Leyland shares humorous story about late mom
DETROIT -- On the day Major League Baseball players use pink equipment as part of it's Mothers Day mission to promote breast cancer awareness, Tigers manager Jim Leyland retold one of his favorite stories about his late mom, who tried to pick up his spirits during one of his seasons managing in the Tigers farm system.

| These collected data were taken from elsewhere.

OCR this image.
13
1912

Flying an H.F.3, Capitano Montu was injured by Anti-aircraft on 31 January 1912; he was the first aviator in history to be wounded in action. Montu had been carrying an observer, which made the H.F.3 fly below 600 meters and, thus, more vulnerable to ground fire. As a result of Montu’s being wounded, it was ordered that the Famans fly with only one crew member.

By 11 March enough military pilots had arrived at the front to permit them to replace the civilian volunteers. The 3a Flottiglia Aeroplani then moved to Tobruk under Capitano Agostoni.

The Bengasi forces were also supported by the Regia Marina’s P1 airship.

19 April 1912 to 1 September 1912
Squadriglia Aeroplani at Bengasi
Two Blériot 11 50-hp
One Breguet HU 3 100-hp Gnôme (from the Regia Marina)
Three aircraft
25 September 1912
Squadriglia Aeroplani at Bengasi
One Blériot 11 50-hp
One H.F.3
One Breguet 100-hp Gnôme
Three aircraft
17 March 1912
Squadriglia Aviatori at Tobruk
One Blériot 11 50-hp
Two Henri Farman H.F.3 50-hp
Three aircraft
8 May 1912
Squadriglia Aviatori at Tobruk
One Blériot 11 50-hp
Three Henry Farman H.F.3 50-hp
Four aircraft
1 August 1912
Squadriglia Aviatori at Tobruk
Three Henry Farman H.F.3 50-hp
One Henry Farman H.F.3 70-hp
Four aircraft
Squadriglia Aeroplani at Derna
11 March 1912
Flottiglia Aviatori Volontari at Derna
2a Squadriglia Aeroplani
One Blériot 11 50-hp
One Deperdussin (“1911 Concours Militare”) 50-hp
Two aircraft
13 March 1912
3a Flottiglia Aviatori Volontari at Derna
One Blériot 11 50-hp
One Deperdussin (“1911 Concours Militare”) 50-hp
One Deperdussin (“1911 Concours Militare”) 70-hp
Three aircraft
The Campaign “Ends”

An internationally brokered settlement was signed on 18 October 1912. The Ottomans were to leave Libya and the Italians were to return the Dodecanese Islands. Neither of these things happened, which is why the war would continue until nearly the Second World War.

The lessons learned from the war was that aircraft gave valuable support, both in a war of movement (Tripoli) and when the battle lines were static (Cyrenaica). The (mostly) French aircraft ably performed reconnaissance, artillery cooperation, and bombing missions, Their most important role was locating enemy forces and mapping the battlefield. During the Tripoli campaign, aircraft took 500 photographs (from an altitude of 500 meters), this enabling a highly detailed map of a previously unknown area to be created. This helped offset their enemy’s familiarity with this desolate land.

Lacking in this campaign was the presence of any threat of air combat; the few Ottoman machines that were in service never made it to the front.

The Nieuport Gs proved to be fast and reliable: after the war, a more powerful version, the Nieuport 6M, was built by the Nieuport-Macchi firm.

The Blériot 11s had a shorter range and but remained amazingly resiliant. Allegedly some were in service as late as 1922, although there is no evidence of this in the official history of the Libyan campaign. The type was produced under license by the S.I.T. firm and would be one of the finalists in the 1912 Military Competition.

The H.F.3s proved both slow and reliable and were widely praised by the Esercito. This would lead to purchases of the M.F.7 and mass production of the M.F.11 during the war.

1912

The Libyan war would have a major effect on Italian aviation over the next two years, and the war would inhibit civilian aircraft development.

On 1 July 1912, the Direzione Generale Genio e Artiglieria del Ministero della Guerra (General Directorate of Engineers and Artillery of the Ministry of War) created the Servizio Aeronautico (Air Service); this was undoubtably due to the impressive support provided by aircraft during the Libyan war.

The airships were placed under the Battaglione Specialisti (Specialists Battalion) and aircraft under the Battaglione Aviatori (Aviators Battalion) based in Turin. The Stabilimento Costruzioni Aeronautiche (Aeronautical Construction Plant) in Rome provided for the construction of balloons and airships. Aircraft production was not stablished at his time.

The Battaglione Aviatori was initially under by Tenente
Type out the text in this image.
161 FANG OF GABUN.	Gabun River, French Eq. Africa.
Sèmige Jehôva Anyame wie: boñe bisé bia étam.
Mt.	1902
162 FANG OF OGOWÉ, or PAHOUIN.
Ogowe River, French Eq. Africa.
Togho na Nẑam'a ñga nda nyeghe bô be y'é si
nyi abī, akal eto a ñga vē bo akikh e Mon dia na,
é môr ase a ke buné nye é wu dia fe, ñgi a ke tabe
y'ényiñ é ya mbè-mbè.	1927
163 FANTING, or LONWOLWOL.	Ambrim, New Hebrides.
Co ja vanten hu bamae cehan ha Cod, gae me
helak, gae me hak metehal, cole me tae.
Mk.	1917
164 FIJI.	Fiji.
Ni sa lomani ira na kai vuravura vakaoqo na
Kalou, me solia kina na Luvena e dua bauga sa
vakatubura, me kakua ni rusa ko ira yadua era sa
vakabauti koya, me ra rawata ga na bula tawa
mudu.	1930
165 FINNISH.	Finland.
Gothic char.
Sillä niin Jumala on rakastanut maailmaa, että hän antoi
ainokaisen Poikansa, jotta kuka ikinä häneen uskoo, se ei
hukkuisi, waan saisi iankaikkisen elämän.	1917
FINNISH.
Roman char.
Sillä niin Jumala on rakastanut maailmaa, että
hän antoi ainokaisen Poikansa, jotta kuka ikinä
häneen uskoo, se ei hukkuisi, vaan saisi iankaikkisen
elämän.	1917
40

"One year I was with the Tigers, hoping to come up here as a coach," Leyland said. "Sparky [Anderson] had his guys. I said, 'Well, mom, I'm not going to the big leagues again this year. They have [Alex] Grammas coaching third and [Dick] Tracewski coaching first. And she said, 'Well, don't they need a second-base coach?'"
Like teams across the Majors, the Tigers used Sunday's game to honor moms and promote breast cancer awareness with pink equipment. Torii Hunter, Victor Martinez and Don Kelly used pink bats, and everyone had some sort of pink gear on during the Tigers' 4-3 extra-inning loss to the Indians.
Brayan Pena's bat had a pink handle. With his first three-hit game as a Tiger, including a two-run home run in the second inning, it was a nice way to honor his mom, who moved to the United States from Cuba a few years ago.
His regular bat was too heavy, he said, to get an entirely pink version, so he had to improvise.
"Moms know when you don't have the opportunity to play every day, you're trying to feel comfortable out there," he said. "Today, it didn't matter what the outcome was. Today is about Mothers Day, and everybody knows that. I'm blessed and I thank God to have the opportunity to have my wife and my mom and my grandma by my side."
Hunter's wife lost her grandmother to breast cancer. If it promotes awareness, Hunter is all for pink.
"This is baseball. This is entertainment. This is The Show," said Hunter, who singled twice with his pink bat. "Just for one day, just for the cause, why not?"